Закипаю внутри. Как-будто кислоты в кровь плеснули.
Прислоняюсь к спинке стула. Раздраженно сжимаю челюсти. Дышу. Носом.
Рома вопросительно вскидывает бровь.
— Ты че с батей не контачишь щас? — дергается, когда на улице кто-то резко начинает орать.
Молчу. Мы с папашей действительно крупно поскандалили. Опять же после вот такой нашей беседы с Беркутом. Эта ж сорока всегда кучу новостей на хвосте приносит. И обязательно вываливает то, о чем я знать не хочу.
— Демоны! — доносится с улицы. — Изыди!
— Блин, Ян, как ты здесь находишься? Я б не смог, — признается, ссутулившись.
Очкун.
Ему всегда тут не по себе. Вздрагивает как мышь от каждого звука. А я привык.
— Иногда выбирать
— Да знаю, но стремно так, — морщится, закатывая рукава на рубашке.
Офисный планктон.
— Зато получаешь ценный опыт, Ром.
— Какой?
— По итогу осознаешь, что застрять тут на всю жизнь не хотел бы…
Молчит.
И как же бесит этот его взгляд! Сочувствующий и жалостливый. Сострадание из него так и прет.
— Много здесь буйных? — спрашивает после того, как раздается очередная порция пронзительного крика.
— Ну есть, — пожимаю плечом. — Их отдельно держат, в другом блоке.
— А те, с которыми общаешься ты? Они как, совсем больные?
Пожалуй, настала следующая фаза. Рому раздирает любопытство.
— Смотря какой смысл ты вкладываешь в понятие «совсем больные». Я так-то тоже не совсем здоров, — криво усмехаюсь.
— Ты не психопат и, как показывает практика, вполне способен сойти за нормального, — ржет, уворачиваясь от оплеухи.
— Ты дразнил меня шизоидом, забыл?
— Ни фига ты злопамятный. Это было в третьем классе! Тебя таскали к мозгоправу каждые выходные.
— И заканчивались эти сеансы всегда одинаково.

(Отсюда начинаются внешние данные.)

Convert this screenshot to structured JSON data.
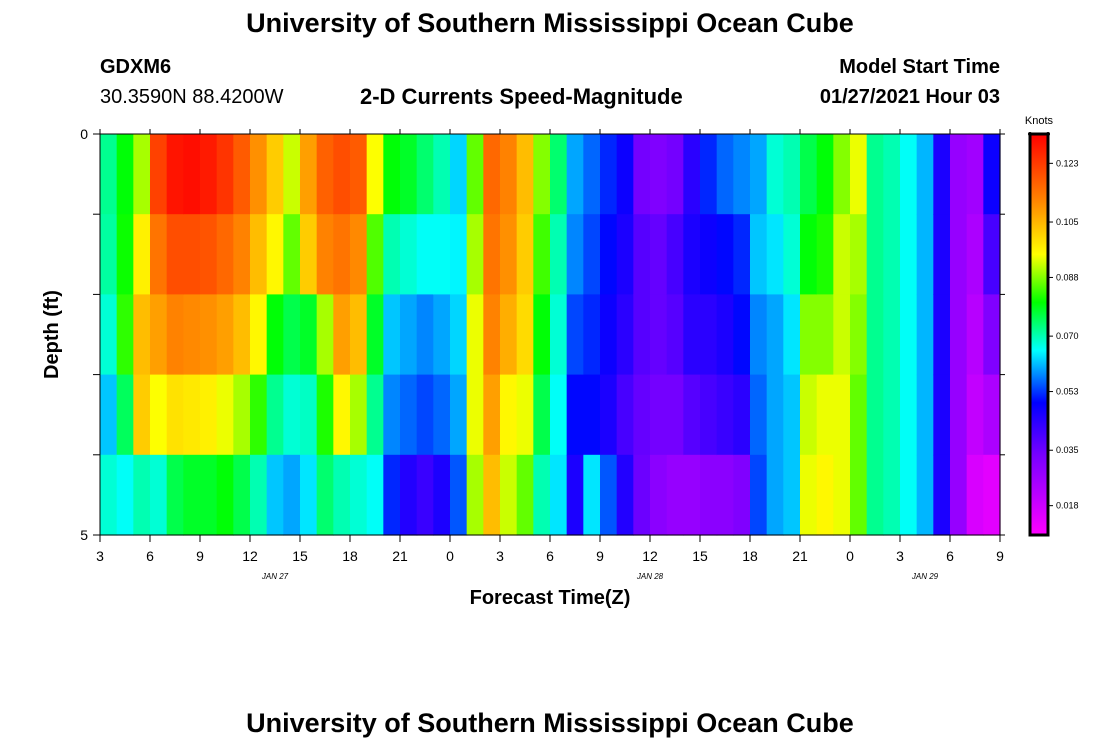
{
  "page": {
    "title_top": "University of Southern Mississippi Ocean Cube",
    "title_bottom": "University of Southern Mississippi Ocean Cube",
    "station_id": "GDXM6",
    "station_coords": "30.3590N 88.4200W",
    "chart_title": "2-D Currents Speed-Magnitude",
    "model_start_label": "Model Start Time",
    "model_start_value": "01/27/2021 Hour 03"
  },
  "colors": {
    "background": "#ffffff",
    "text": "#000000"
  },
  "chart_data": {
    "type": "heatmap",
    "title": "2-D Currents Speed-Magnitude",
    "xlabel": "Forecast Time(Z)",
    "ylabel": "Depth (ft)",
    "colorbar_label": "Knots",
    "x_tick_labels": [
      "3",
      "6",
      "9",
      "12",
      "15",
      "18",
      "21",
      "0",
      "3",
      "6",
      "9",
      "12",
      "15",
      "18",
      "21",
      "0",
      "3",
      "6",
      "9"
    ],
    "date_labels": [
      {
        "text": "JAN 27",
        "at_tick": 3.5
      },
      {
        "text": "JAN 28",
        "at_tick": 11
      },
      {
        "text": "JAN 29",
        "at_tick": 16.5
      }
    ],
    "y_tick_labels": [
      "0",
      "5"
    ],
    "y_range": [
      0,
      5
    ],
    "y_minor_ticks": 4,
    "colorbar_ticks": [
      "0.123",
      "0.105",
      "0.088",
      "0.070",
      "0.053",
      "0.035",
      "0.018"
    ],
    "colorbar_range": [
      0.009,
      0.132
    ],
    "grid_cols": 54,
    "depth_rows": 5,
    "columns": [
      [
        0.072,
        0.071,
        0.068,
        0.062,
        0.068
      ],
      [
        0.08,
        0.081,
        0.083,
        0.075,
        0.066
      ],
      [
        0.09,
        0.097,
        0.104,
        0.102,
        0.07
      ],
      [
        0.122,
        0.114,
        0.108,
        0.095,
        0.068
      ],
      [
        0.129,
        0.12,
        0.112,
        0.099,
        0.076
      ],
      [
        0.13,
        0.12,
        0.111,
        0.098,
        0.078
      ],
      [
        0.128,
        0.119,
        0.11,
        0.097,
        0.078
      ],
      [
        0.124,
        0.116,
        0.108,
        0.094,
        0.08
      ],
      [
        0.118,
        0.112,
        0.104,
        0.09,
        0.076
      ],
      [
        0.11,
        0.104,
        0.096,
        0.083,
        0.07
      ],
      [
        0.102,
        0.096,
        0.08,
        0.072,
        0.062
      ],
      [
        0.092,
        0.086,
        0.076,
        0.068,
        0.06
      ],
      [
        0.108,
        0.102,
        0.078,
        0.069,
        0.064
      ],
      [
        0.117,
        0.112,
        0.09,
        0.082,
        0.074
      ],
      [
        0.12,
        0.114,
        0.108,
        0.096,
        0.07
      ],
      [
        0.118,
        0.111,
        0.104,
        0.09,
        0.068
      ],
      [
        0.095,
        0.085,
        0.078,
        0.072,
        0.066
      ],
      [
        0.08,
        0.07,
        0.062,
        0.058,
        0.052
      ],
      [
        0.078,
        0.068,
        0.06,
        0.056,
        0.045
      ],
      [
        0.074,
        0.066,
        0.058,
        0.054,
        0.042
      ],
      [
        0.07,
        0.066,
        0.06,
        0.056,
        0.046
      ],
      [
        0.063,
        0.065,
        0.063,
        0.06,
        0.055
      ],
      [
        0.086,
        0.09,
        0.094,
        0.094,
        0.09
      ],
      [
        0.116,
        0.114,
        0.112,
        0.108,
        0.104
      ],
      [
        0.112,
        0.11,
        0.106,
        0.096,
        0.092
      ],
      [
        0.104,
        0.102,
        0.1,
        0.094,
        0.086
      ],
      [
        0.088,
        0.084,
        0.08,
        0.076,
        0.07
      ],
      [
        0.074,
        0.07,
        0.068,
        0.066,
        0.064
      ],
      [
        0.06,
        0.058,
        0.054,
        0.05,
        0.046
      ],
      [
        0.056,
        0.054,
        0.052,
        0.05,
        0.064
      ],
      [
        0.052,
        0.05,
        0.048,
        0.046,
        0.055
      ],
      [
        0.048,
        0.046,
        0.044,
        0.04,
        0.045
      ],
      [
        0.034,
        0.038,
        0.038,
        0.036,
        0.035
      ],
      [
        0.032,
        0.036,
        0.036,
        0.034,
        0.03
      ],
      [
        0.034,
        0.04,
        0.038,
        0.034,
        0.028
      ],
      [
        0.044,
        0.046,
        0.044,
        0.038,
        0.028
      ],
      [
        0.052,
        0.048,
        0.044,
        0.04,
        0.03
      ],
      [
        0.056,
        0.05,
        0.046,
        0.042,
        0.03
      ],
      [
        0.058,
        0.052,
        0.05,
        0.044,
        0.032
      ],
      [
        0.06,
        0.062,
        0.058,
        0.056,
        0.054
      ],
      [
        0.068,
        0.064,
        0.06,
        0.06,
        0.06
      ],
      [
        0.07,
        0.068,
        0.064,
        0.062,
        0.062
      ],
      [
        0.076,
        0.08,
        0.088,
        0.092,
        0.094
      ],
      [
        0.08,
        0.082,
        0.088,
        0.094,
        0.096
      ],
      [
        0.088,
        0.092,
        0.092,
        0.094,
        0.094
      ],
      [
        0.094,
        0.09,
        0.088,
        0.086,
        0.086
      ],
      [
        0.072,
        0.072,
        0.072,
        0.072,
        0.072
      ],
      [
        0.07,
        0.07,
        0.07,
        0.07,
        0.07
      ],
      [
        0.066,
        0.066,
        0.066,
        0.066,
        0.066
      ],
      [
        0.061,
        0.061,
        0.061,
        0.061,
        0.061
      ],
      [
        0.046,
        0.046,
        0.046,
        0.046,
        0.046
      ],
      [
        0.028,
        0.028,
        0.028,
        0.028,
        0.028
      ],
      [
        0.026,
        0.024,
        0.022,
        0.02,
        0.016
      ],
      [
        0.048,
        0.04,
        0.032,
        0.024,
        0.014
      ]
    ]
  }
}
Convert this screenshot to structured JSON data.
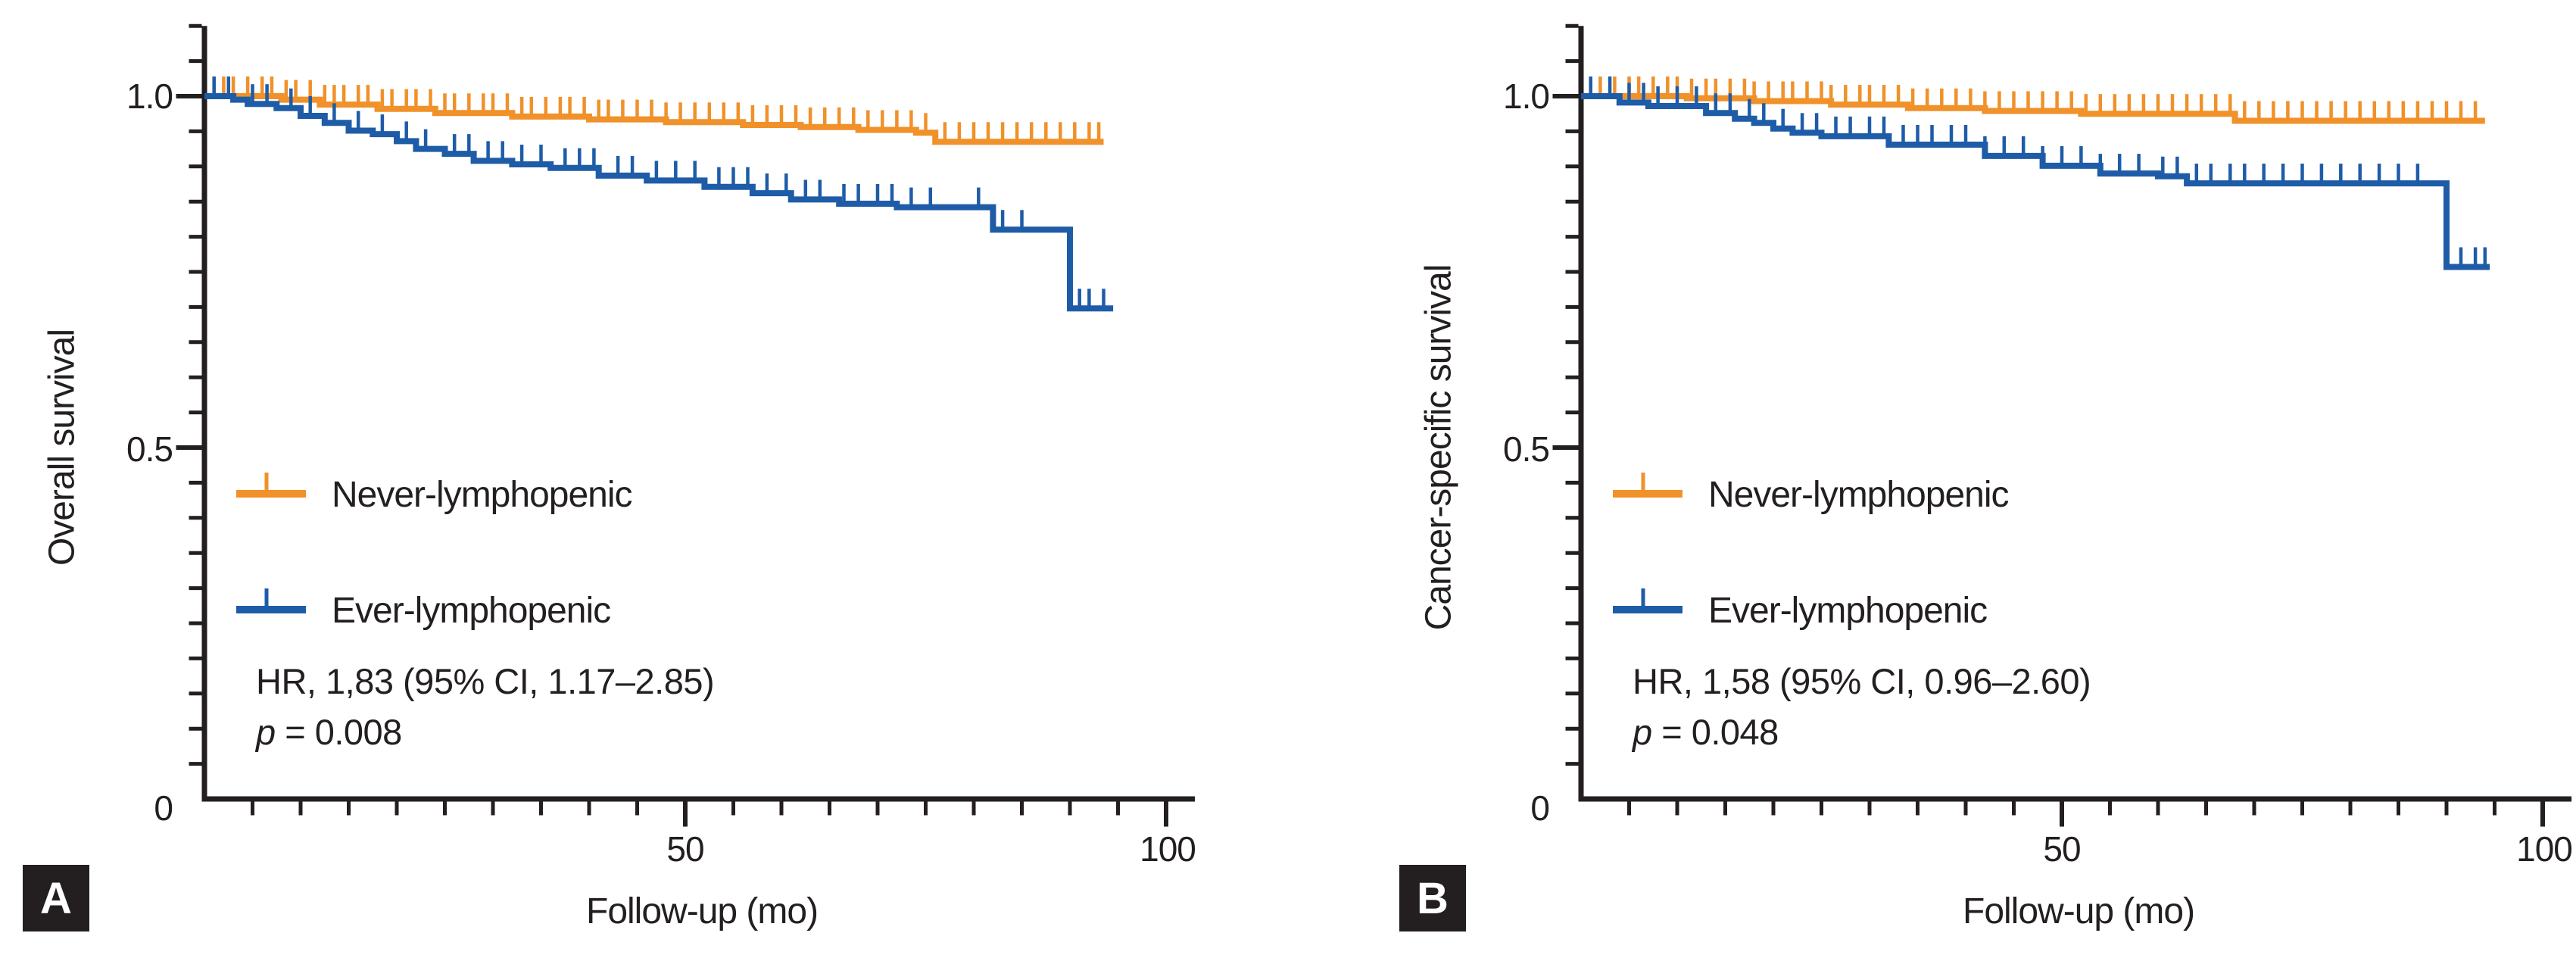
{
  "figure": {
    "background": "#ffffff",
    "axis_color": "#231F20",
    "panels": [
      {
        "badge": "A",
        "y_axis_label": "Overall survival",
        "x_axis_label": "Follow-up (mo)",
        "y_tick_labels": [
          "1.0",
          "0.5",
          "0"
        ],
        "x_tick_labels": [
          "50",
          "100"
        ],
        "legend": [
          {
            "label": "Never-lymphopenic",
            "color": "#F0912A"
          },
          {
            "label": "Ever-lymphopenic",
            "color": "#1E5CA8"
          }
        ],
        "hr_text": "HR, 1,83 (95% CI, 1.17–2.85)",
        "p_label": "p",
        "p_value": " = 0.008"
      },
      {
        "badge": "B",
        "y_axis_label": "Cancer-specific survival",
        "x_axis_label": "Follow-up (mo)",
        "y_tick_labels": [
          "1.0",
          "0.5",
          "0"
        ],
        "x_tick_labels": [
          "50",
          "100"
        ],
        "legend": [
          {
            "label": "Never-lymphopenic",
            "color": "#F0912A"
          },
          {
            "label": "Ever-lymphopenic",
            "color": "#1E5CA8"
          }
        ],
        "hr_text": "HR, 1,58 (95% CI, 0.96–2.60)",
        "p_label": "p",
        "p_value": " = 0.048"
      }
    ]
  },
  "chart_data": [
    {
      "type": "line",
      "subtype": "kaplan-meier-step",
      "panel": "A",
      "title": "Overall survival by lymphopenia status",
      "xlabel": "Follow-up (mo)",
      "ylabel": "Overall survival",
      "xlim": [
        0,
        103
      ],
      "ylim": [
        0,
        1.1
      ],
      "x_major_ticks": [
        50,
        100
      ],
      "x_minor_step": 5,
      "y_major_ticks": [
        0,
        0.5,
        1.0
      ],
      "y_minor_step": 0.05,
      "grid": false,
      "legend_position": "center-left",
      "annotations": [
        "HR, 1,83 (95% CI, 1.17–2.85)",
        "p = 0.008"
      ],
      "series": [
        {
          "name": "Never-lymphopenic",
          "color": "#F0912A",
          "steps": [
            [
              0,
              1.0
            ],
            [
              8,
              0.995
            ],
            [
              12,
              0.988
            ],
            [
              18,
              0.982
            ],
            [
              24,
              0.976
            ],
            [
              32,
              0.971
            ],
            [
              40,
              0.967
            ],
            [
              48,
              0.963
            ],
            [
              56,
              0.959
            ],
            [
              62,
              0.956
            ],
            [
              68,
              0.952
            ],
            [
              74,
              0.948
            ],
            [
              76,
              0.935
            ],
            [
              93.5,
              0.935
            ]
          ],
          "censor_times": [
            1,
            2,
            3,
            4.5,
            6,
            7,
            8.5,
            9.5,
            11,
            12.5,
            13.5,
            14.5,
            16,
            17,
            18.5,
            19.5,
            21,
            22,
            23.5,
            25,
            26,
            27.5,
            29,
            30,
            31.5,
            33,
            34,
            35.5,
            37,
            38,
            39.5,
            41,
            42,
            43.5,
            45,
            46.5,
            48,
            49.5,
            51,
            52.5,
            54,
            55.5,
            57,
            58.5,
            60,
            61.5,
            63,
            64.5,
            66,
            67.5,
            69,
            70.5,
            72,
            73.5,
            75,
            77,
            78.5,
            80,
            81.5,
            83,
            84.5,
            86,
            87.5,
            89,
            90.5,
            92,
            93
          ]
        },
        {
          "name": "Ever-lymphopenic",
          "color": "#1E5CA8",
          "steps": [
            [
              0,
              1.0
            ],
            [
              3,
              0.995
            ],
            [
              4.5,
              0.989
            ],
            [
              7.5,
              0.983
            ],
            [
              10,
              0.972
            ],
            [
              12.5,
              0.962
            ],
            [
              15,
              0.951
            ],
            [
              17.5,
              0.946
            ],
            [
              20,
              0.936
            ],
            [
              22,
              0.925
            ],
            [
              25,
              0.918
            ],
            [
              28,
              0.908
            ],
            [
              32,
              0.903
            ],
            [
              36,
              0.898
            ],
            [
              41,
              0.887
            ],
            [
              46,
              0.88
            ],
            [
              52,
              0.871
            ],
            [
              57,
              0.862
            ],
            [
              61,
              0.853
            ],
            [
              66,
              0.847
            ],
            [
              72,
              0.842
            ],
            [
              82,
              0.81
            ],
            [
              90,
              0.698
            ],
            [
              94.5,
              0.698
            ]
          ],
          "censor_times": [
            1,
            2.5,
            5,
            6.5,
            9,
            11,
            13.5,
            16,
            18.5,
            21,
            23,
            26,
            27.5,
            29.5,
            31,
            33,
            35,
            37.5,
            39,
            40.5,
            43,
            44.5,
            47,
            49,
            51,
            53.5,
            55,
            56.5,
            58.5,
            60.5,
            62.5,
            64,
            66.5,
            68,
            70,
            71.5,
            73.5,
            75.5,
            80.5,
            83,
            85,
            91,
            92,
            93.5
          ]
        }
      ]
    },
    {
      "type": "line",
      "subtype": "kaplan-meier-step",
      "panel": "B",
      "title": "Cancer-specific survival by lymphopenia status",
      "xlabel": "Follow-up (mo)",
      "ylabel": "Cancer-specific survival",
      "xlim": [
        0,
        103
      ],
      "ylim": [
        0,
        1.1
      ],
      "x_major_ticks": [
        50,
        100
      ],
      "x_minor_step": 5,
      "y_major_ticks": [
        0,
        0.5,
        1.0
      ],
      "y_minor_step": 0.05,
      "grid": false,
      "legend_position": "center-left",
      "annotations": [
        "HR, 1,58 (95% CI, 0.96–2.60)",
        "p = 0.048"
      ],
      "series": [
        {
          "name": "Never-lymphopenic",
          "color": "#F0912A",
          "steps": [
            [
              0,
              1.0
            ],
            [
              11,
              0.997
            ],
            [
              18,
              0.993
            ],
            [
              26,
              0.988
            ],
            [
              34,
              0.983
            ],
            [
              42,
              0.979
            ],
            [
              52,
              0.975
            ],
            [
              68,
              0.965
            ],
            [
              94,
              0.965
            ]
          ],
          "censor_times": [
            1,
            2,
            3.5,
            5,
            6,
            7.5,
            9,
            10,
            11.5,
            13,
            14,
            15.5,
            17,
            18,
            19.5,
            21,
            22,
            23.5,
            25,
            26,
            27.5,
            29,
            30,
            31.5,
            33,
            34.5,
            36,
            37.5,
            39,
            40.5,
            42,
            43.5,
            45,
            46.5,
            48,
            49.5,
            51,
            52.5,
            54,
            55.5,
            57,
            58.5,
            60,
            61.5,
            63,
            64.5,
            66,
            67.5,
            69,
            70.5,
            72,
            73.5,
            75,
            76.5,
            78,
            79.5,
            81,
            82.5,
            84,
            85.5,
            87,
            88.5,
            90,
            91.5,
            93
          ]
        },
        {
          "name": "Ever-lymphopenic",
          "color": "#1E5CA8",
          "steps": [
            [
              0,
              1.0
            ],
            [
              4,
              0.991
            ],
            [
              7,
              0.986
            ],
            [
              13,
              0.976
            ],
            [
              16,
              0.968
            ],
            [
              18,
              0.962
            ],
            [
              20,
              0.954
            ],
            [
              22,
              0.948
            ],
            [
              25,
              0.943
            ],
            [
              32,
              0.931
            ],
            [
              42,
              0.915
            ],
            [
              48,
              0.901
            ],
            [
              54,
              0.89
            ],
            [
              60,
              0.886
            ],
            [
              63,
              0.876
            ],
            [
              90,
              0.757
            ],
            [
              94.5,
              0.757
            ]
          ],
          "censor_times": [
            1,
            3,
            5,
            6.5,
            8,
            10,
            12,
            14,
            15.5,
            17.5,
            19,
            21,
            23,
            24.5,
            26.5,
            28,
            30,
            31.5,
            33.5,
            35,
            36.5,
            38.5,
            40,
            42,
            44,
            46,
            48,
            50,
            52,
            54,
            56,
            58,
            60.5,
            62,
            64,
            65.5,
            67.5,
            69,
            71,
            73,
            75,
            77,
            79,
            81,
            83,
            85,
            87,
            91.5,
            93,
            94
          ]
        }
      ]
    }
  ]
}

Никто из психологов и слова из меня не мог вытянуть. Помню, один из них даже пытался опробовать на мне гипноз. Я сделал вид, что сработало, а затем виртуозно послал мозгоправа в дальние дали, постаравшись использовать весь свой богатый словарный запас.
— Готов к комиссии? Этот твой Кашпировский что говорит? Какие прогнозы? — переключается в настоящее.
— Благоприятные, — беспалевно киваю на Савелия.
Наш маленький Пикассо притих. С головой ушел в творчество. Сидит себе, старательно прорисовывает Арсеньевой прическу.
— Молодец, — хвалю конечно.
Савка поворачивается и задирает нос. Он всегда так делает, когда страшно доволен собой.
— Капец похожа, — перегнувшись через стол, поражается сходству Беркут.
Мелкий потирает глаза.
Так быстро устал?
— Хочу на ручки… — карабкается на колени. Усаживается и обнимает меня руками-ногами.
Так и не отучили, хотя врачи рекомендовали с этим не частить.
— Клещ-присосочник, — комментирую я его действия. — Или пиявка?
Смеется, отклонив голову назад. Смотрит на меня долго-долго и как-то по-особенному пронзительно.
— Что уже задумал? — подозрительно прищуриваюсь. Знаю ведь его, как облупленного.
Кряхтя, приподнимается. Осторожно трогает отросшие волосы, а затем обхватывает ладошками мои скулы.
— Люблююю, — произносит шепотом на выдохе.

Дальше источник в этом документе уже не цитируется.